My latest addiction is Bircher muesli, piled into jars with fresh fruit, nuts, seeds and anything else I fancy, plus a drizzle of honey. This becomes a Bircher Muesli Trifle. The basic muesli can be made on the weekend, enough for the week, and the individual jars or pots put together in the morning ready for transportation to work. Just add some milk to pull the whole thing together. An incredibly easy, tasty and very healthy breakfast!

Here is the basic recipe for the Bircher muesli, and my suggestions for what to layer your trifle with. The quantities will make 4 jars. Just multiply for bigger amounts.

Bircher Muesli
Ingredients
75g rolled oats
100g no fat yoghurt
1 apple or pear, grated

Trifle additions
Strawberries, blueberries, raspberries, bananas, passionfruit, quinces, apples, pears
Macadamias, pecans, hazelnuts, brazil nuts, pistachios
Any seeds you like
Drizzle of honey – raw if you can get it

Method
Combine oats, yoghurt and grated apple or pear in a bowl. At this stage you can cover and store in the refrigerator for up to 5 days, or you can use straight away.

When you are ready to make your jars, start layering.
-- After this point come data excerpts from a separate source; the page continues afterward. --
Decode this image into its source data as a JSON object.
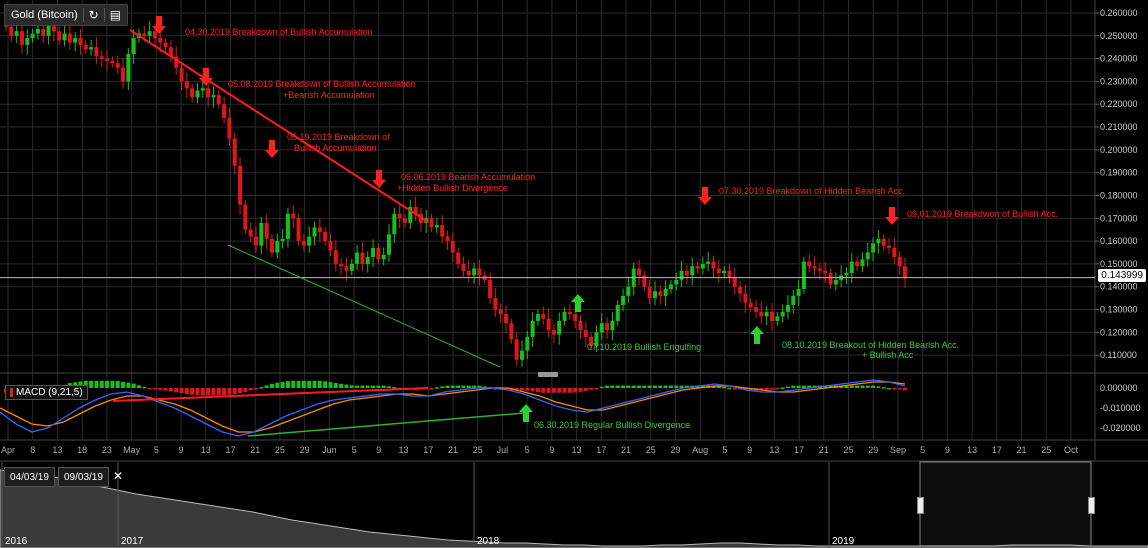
{
  "header": {
    "instrument": "Gold (Bitcoin)",
    "refresh_icon": "refresh-icon",
    "chart_icon": "bar-chart-icon"
  },
  "price_tag": "0.143999",
  "macd_label": "MACD (9,21,5)",
  "range": {
    "start": "04/03/19",
    "end": "09/03/19",
    "close_icon": "close-icon"
  },
  "navigator_years": [
    "2016",
    "2017",
    "2018",
    "2019"
  ],
  "colors": {
    "up": "#16c01a",
    "down": "#e0161b",
    "annotation_red": "#ff2020",
    "annotation_green": "#2cd22c",
    "macd_line": "#3366ff",
    "signal_line": "#ff8800",
    "background": "#000000",
    "grid": "#2b2b2b"
  },
  "chart_data": [
    {
      "type": "candlestick",
      "title": "Gold (Bitcoin)",
      "y_ticks": [
        0.26,
        0.25,
        0.24,
        0.23,
        0.22,
        0.21,
        0.2,
        0.19,
        0.18,
        0.17,
        0.16,
        0.15,
        0.14,
        0.13,
        0.12,
        0.11
      ],
      "y_tick_labels": [
        "0.260000",
        "0.250000",
        "0.240000",
        "0.230000",
        "0.220000",
        "0.210000",
        "0.200000",
        "0.190000",
        "0.180000",
        "0.170000",
        "0.160000",
        "0.150000",
        "0.140000",
        "0.130000",
        "0.120000",
        "0.110000"
      ],
      "ylim": [
        0.1035,
        0.2635
      ],
      "last_price": 0.143999,
      "x_ticks": [
        "Apr",
        "8",
        "13",
        "18",
        "23",
        "May",
        "5",
        "9",
        "13",
        "17",
        "21",
        "25",
        "29",
        "Jun",
        "5",
        "9",
        "13",
        "17",
        "21",
        "25",
        "Jul",
        "5",
        "9",
        "13",
        "17",
        "21",
        "25",
        "29",
        "Aug",
        "5",
        "9",
        "13",
        "17",
        "21",
        "25",
        "29",
        "Sep",
        "5",
        "9",
        "13",
        "17",
        "21",
        "25",
        "Oct"
      ],
      "closes": [
        0.254,
        0.25,
        0.252,
        0.246,
        0.249,
        0.251,
        0.253,
        0.25,
        0.255,
        0.252,
        0.248,
        0.251,
        0.247,
        0.249,
        0.246,
        0.244,
        0.245,
        0.241,
        0.24,
        0.239,
        0.238,
        0.236,
        0.23,
        0.242,
        0.249,
        0.251,
        0.25,
        0.252,
        0.249,
        0.247,
        0.245,
        0.241,
        0.236,
        0.23,
        0.227,
        0.223,
        0.226,
        0.227,
        0.223,
        0.224,
        0.22,
        0.214,
        0.205,
        0.193,
        0.176,
        0.165,
        0.162,
        0.158,
        0.168,
        0.161,
        0.155,
        0.16,
        0.161,
        0.172,
        0.17,
        0.16,
        0.158,
        0.162,
        0.166,
        0.164,
        0.16,
        0.156,
        0.15,
        0.149,
        0.147,
        0.15,
        0.155,
        0.15,
        0.153,
        0.157,
        0.152,
        0.154,
        0.163,
        0.172,
        0.17,
        0.168,
        0.175,
        0.172,
        0.168,
        0.17,
        0.166,
        0.167,
        0.162,
        0.16,
        0.155,
        0.15,
        0.147,
        0.145,
        0.148,
        0.145,
        0.143,
        0.135,
        0.13,
        0.128,
        0.124,
        0.117,
        0.108,
        0.112,
        0.118,
        0.125,
        0.128,
        0.126,
        0.121,
        0.119,
        0.125,
        0.129,
        0.128,
        0.125,
        0.121,
        0.118,
        0.114,
        0.12,
        0.124,
        0.121,
        0.125,
        0.132,
        0.136,
        0.14,
        0.148,
        0.145,
        0.14,
        0.135,
        0.138,
        0.136,
        0.139,
        0.141,
        0.143,
        0.147,
        0.145,
        0.149,
        0.148,
        0.15,
        0.151,
        0.148,
        0.146,
        0.147,
        0.144,
        0.14,
        0.137,
        0.133,
        0.131,
        0.129,
        0.127,
        0.129,
        0.125,
        0.127,
        0.129,
        0.132,
        0.136,
        0.139,
        0.151,
        0.149,
        0.148,
        0.147,
        0.146,
        0.141,
        0.143,
        0.145,
        0.146,
        0.151,
        0.149,
        0.152,
        0.155,
        0.159,
        0.161,
        0.158,
        0.157,
        0.153,
        0.149,
        0.144
      ],
      "ohlc_note": "",
      "annotations": [
        {
          "text": "04.30.2019 Breakdown of Bullish Accumulation",
          "color": "red"
        },
        {
          "text": "05.08.2019 Breakdown of Bullish Accumulation",
          "text2": "+Bearish Accumulation",
          "color": "red"
        },
        {
          "text": "05.19.2019 Breakdown of",
          "text2": "Bullish Accumulation",
          "color": "red"
        },
        {
          "text": "06.06.2019 Bearish Accumulation",
          "text2": "+Hidden Bullish Divergence",
          "color": "red"
        },
        {
          "text": "07.30.2019 Breakdown of Hidden Bearish Acc.",
          "color": "red"
        },
        {
          "text": "09.01.2019 Breakdwon of Bullish Acc.",
          "color": "red"
        },
        {
          "text": "07.10.2019 Bullish Engulfing",
          "color": "green"
        },
        {
          "text": "08.10.2019 Breakout of Hidden Bearish Acc.",
          "text2": "+ Bullish Acc",
          "color": "green"
        },
        {
          "text": "06.30.2019 Regular Bullish Divergence",
          "color": "green"
        }
      ]
    },
    {
      "type": "line",
      "title": "MACD (9,21,5)",
      "y_ticks": [
        0.0,
        -0.01,
        -0.02
      ],
      "y_tick_labels": [
        "0.000000",
        "-0.010000",
        "-0.020000"
      ],
      "ylim": [
        -0.025,
        0.005
      ],
      "series": [
        {
          "name": "MACD",
          "values": [
            -0.012,
            -0.018,
            -0.022,
            -0.02,
            -0.015,
            -0.01,
            -0.006,
            -0.003,
            -0.002,
            -0.004,
            -0.007,
            -0.01,
            -0.014,
            -0.018,
            -0.022,
            -0.024,
            -0.022,
            -0.018,
            -0.014,
            -0.011,
            -0.008,
            -0.006,
            -0.005,
            -0.004,
            -0.003,
            -0.003,
            -0.004,
            -0.004,
            -0.002,
            -0.001,
            0.0,
            0.0,
            -0.001,
            -0.003,
            -0.006,
            -0.009,
            -0.011,
            -0.012,
            -0.01,
            -0.008,
            -0.006,
            -0.004,
            -0.002,
            0.0,
            0.001,
            0.002,
            0.001,
            -0.001,
            -0.002,
            -0.002,
            -0.001,
            0.0,
            0.001,
            0.002,
            0.003,
            0.004,
            0.003,
            0.001
          ]
        },
        {
          "name": "Signal",
          "values": [
            -0.01,
            -0.014,
            -0.018,
            -0.019,
            -0.017,
            -0.013,
            -0.009,
            -0.006,
            -0.004,
            -0.004,
            -0.006,
            -0.008,
            -0.011,
            -0.015,
            -0.019,
            -0.022,
            -0.022,
            -0.02,
            -0.017,
            -0.014,
            -0.011,
            -0.008,
            -0.006,
            -0.005,
            -0.004,
            -0.003,
            -0.003,
            -0.004,
            -0.003,
            -0.002,
            -0.001,
            0.0,
            0.0,
            -0.002,
            -0.004,
            -0.007,
            -0.009,
            -0.011,
            -0.011,
            -0.009,
            -0.007,
            -0.005,
            -0.003,
            -0.001,
            0.0,
            0.001,
            0.001,
            0.0,
            -0.001,
            -0.002,
            -0.002,
            -0.001,
            0.0,
            0.001,
            0.002,
            0.003,
            0.003,
            0.002
          ]
        }
      ]
    }
  ]
}
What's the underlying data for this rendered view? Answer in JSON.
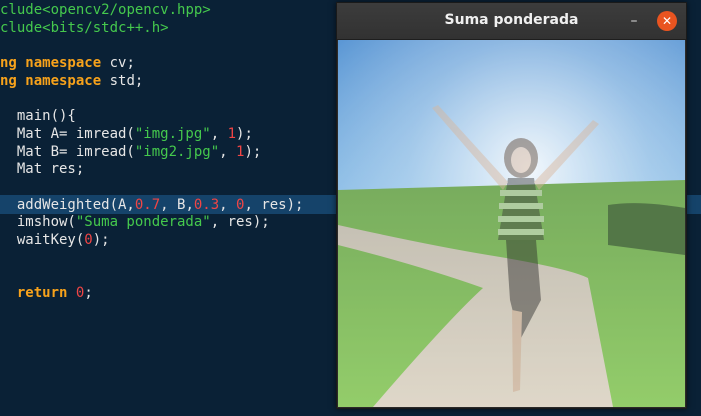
{
  "code": {
    "lines": [
      {
        "t": [
          [
            "inc",
            "clude"
          ],
          [
            "str",
            "<opencv2/opencv.hpp>"
          ]
        ]
      },
      {
        "t": [
          [
            "inc",
            "clude"
          ],
          [
            "str",
            "<bits/stdc++.h>"
          ]
        ]
      },
      {
        "t": []
      },
      {
        "t": [
          [
            "kw",
            "ng namespace"
          ],
          [
            "plain",
            " cv;"
          ]
        ]
      },
      {
        "t": [
          [
            "kw",
            "ng namespace"
          ],
          [
            "plain",
            " std;"
          ]
        ]
      },
      {
        "t": []
      },
      {
        "t": [
          [
            "plain",
            "  main(){"
          ]
        ]
      },
      {
        "t": [
          [
            "plain",
            "  Mat A= imread("
          ],
          [
            "str",
            "\"img.jpg\""
          ],
          [
            "plain",
            ", "
          ],
          [
            "num",
            "1"
          ],
          [
            "plain",
            ");"
          ]
        ]
      },
      {
        "t": [
          [
            "plain",
            "  Mat B= imread("
          ],
          [
            "str",
            "\"img2.jpg\""
          ],
          [
            "plain",
            ", "
          ],
          [
            "num",
            "1"
          ],
          [
            "plain",
            ");"
          ]
        ]
      },
      {
        "t": [
          [
            "plain",
            "  Mat res;"
          ]
        ]
      },
      {
        "t": []
      },
      {
        "t": [
          [
            "plain",
            "  addWeighted(A,"
          ],
          [
            "num",
            "0.7"
          ],
          [
            "plain",
            ", B,"
          ],
          [
            "num",
            "0.3"
          ],
          [
            "plain",
            ", "
          ],
          [
            "num",
            "0"
          ],
          [
            "plain",
            ", res);"
          ]
        ]
      },
      {
        "t": [
          [
            "plain",
            "  imshow("
          ],
          [
            "str",
            "\"Suma ponderada\""
          ],
          [
            "plain",
            ", res);"
          ]
        ]
      },
      {
        "t": [
          [
            "plain",
            "  waitKey("
          ],
          [
            "num",
            "0"
          ],
          [
            "plain",
            ");"
          ]
        ]
      },
      {
        "t": []
      },
      {
        "t": []
      },
      {
        "t": [
          [
            "kw",
            "  return"
          ],
          [
            "plain",
            " "
          ],
          [
            "num",
            "0"
          ],
          [
            "plain",
            ";"
          ]
        ]
      }
    ]
  },
  "window": {
    "title": "Suma ponderada",
    "minimize_symbol": "–",
    "close_symbol": "✕"
  },
  "colors": {
    "keyword": "#f7a21b",
    "string": "#45c94d",
    "number": "#f04545",
    "highlight": "#15436a",
    "close": "#e95420"
  }
}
It really doesn’t matter what order you use. I start with fresh fruit first as it’s much easier to turn out the trifle into a bowl – if you go Bircher first, it tends to stick to the bottom of the jar!

Suggested order – fruit, Bircher, fruit, nuts, seeds, honey.

Pop the lid on tightly and that’s it! When you’re ready to eat, loosen with a splash or more of semi-skimmed milk. You can eat straight from the jar or tip into a bowl. Depending on how hungry I am, I sometimes add a banana or a chopped apple to the bowl. That makes a really substantial breakfast to get me through the day.